Date of Award

Spring 5-17-2013

Degree Type

Thesis

Degree Name

Master of Public Health (MPH)

Department

Public Health

First Advisor

Christine Stauber, PhD

Second Advisor

Lisa Casanova, PhD

Third Advisor

Sheryl Strasser, PhD

Abstract

INTRODUCTION: More than 1.8 million diarrheal disease deaths can be attributed to the lack of access to water, sanitation and hygiene. These deaths occur mostly in developing countries where water quality testing resources are limited. Several tests are currently used to detect and quantify E. coli and other fecal coliforms in drinking water, however they can be expensive, complex, and technically demanding. There is a need for a simple, reliable, low-cost water quality test that can be used in resource limited settings. Therefore, the purpose of this research was to perform a rigorous evaluation of the recently developed compartment bag test for detection and quantification of E. coli against the standard method, membrane filtration.

METHODS AND RESULTS: A total of 270 water samples were collected from forty-five various naturally contaminated water sources around metro-Atlanta from August 2011 through April 2012 and processed using the compartment bag test and membrane filtration with mI agar. Concentrations of E. coli were significantly correlated with a correlation coefficient of 0.904 (95% CI 0.859 – 0.950). Sensitivity and specificity were 94.9% and 96.6%, respectively.

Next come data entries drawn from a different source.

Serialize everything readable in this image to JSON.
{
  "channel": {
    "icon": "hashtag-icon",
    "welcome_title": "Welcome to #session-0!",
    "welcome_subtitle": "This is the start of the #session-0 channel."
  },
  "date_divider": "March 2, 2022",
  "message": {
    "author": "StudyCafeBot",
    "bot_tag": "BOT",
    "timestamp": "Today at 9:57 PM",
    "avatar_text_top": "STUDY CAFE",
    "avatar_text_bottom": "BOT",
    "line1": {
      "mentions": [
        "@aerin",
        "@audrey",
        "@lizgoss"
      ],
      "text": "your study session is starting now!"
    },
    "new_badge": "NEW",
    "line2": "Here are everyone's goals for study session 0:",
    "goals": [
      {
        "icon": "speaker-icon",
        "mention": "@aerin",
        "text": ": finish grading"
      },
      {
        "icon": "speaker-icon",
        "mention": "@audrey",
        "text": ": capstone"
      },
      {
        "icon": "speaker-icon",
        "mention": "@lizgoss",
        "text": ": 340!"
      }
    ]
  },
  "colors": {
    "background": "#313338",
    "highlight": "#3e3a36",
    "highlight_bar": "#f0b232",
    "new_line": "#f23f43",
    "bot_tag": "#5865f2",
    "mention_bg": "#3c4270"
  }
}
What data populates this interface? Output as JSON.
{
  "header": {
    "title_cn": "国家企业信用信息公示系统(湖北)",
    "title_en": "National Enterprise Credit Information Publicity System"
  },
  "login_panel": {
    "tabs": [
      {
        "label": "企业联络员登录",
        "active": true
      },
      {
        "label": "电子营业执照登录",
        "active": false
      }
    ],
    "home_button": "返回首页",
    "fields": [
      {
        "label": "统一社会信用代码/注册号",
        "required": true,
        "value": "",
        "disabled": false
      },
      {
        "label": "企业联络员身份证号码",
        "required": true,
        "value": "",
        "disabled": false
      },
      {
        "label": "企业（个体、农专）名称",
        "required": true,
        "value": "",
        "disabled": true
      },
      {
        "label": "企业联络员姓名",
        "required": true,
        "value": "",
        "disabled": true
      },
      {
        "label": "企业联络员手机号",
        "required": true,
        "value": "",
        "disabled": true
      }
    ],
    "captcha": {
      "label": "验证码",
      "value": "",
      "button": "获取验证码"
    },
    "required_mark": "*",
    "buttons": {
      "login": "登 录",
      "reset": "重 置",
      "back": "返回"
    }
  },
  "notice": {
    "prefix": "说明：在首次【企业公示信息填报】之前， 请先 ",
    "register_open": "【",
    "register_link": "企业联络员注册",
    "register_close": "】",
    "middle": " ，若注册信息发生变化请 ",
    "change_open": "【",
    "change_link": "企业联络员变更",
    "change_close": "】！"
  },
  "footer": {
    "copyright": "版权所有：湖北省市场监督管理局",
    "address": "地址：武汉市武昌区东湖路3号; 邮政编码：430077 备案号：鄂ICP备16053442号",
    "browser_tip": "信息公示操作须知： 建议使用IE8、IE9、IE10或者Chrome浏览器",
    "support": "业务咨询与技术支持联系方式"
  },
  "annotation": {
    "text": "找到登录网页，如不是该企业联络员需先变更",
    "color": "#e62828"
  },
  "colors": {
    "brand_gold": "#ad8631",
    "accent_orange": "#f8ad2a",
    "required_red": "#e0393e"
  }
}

CONCLUSION: These results suggest that the compartment bag test produces results consistent with those produced by membrane filtration on mI agar. Based upon its performance, the compartment bag test has the potential to be used as a reliable, low-cost drinking water quality test globally where water quality testing resources are not readily available, and can be implemented in monitoring activities for microbial water quality.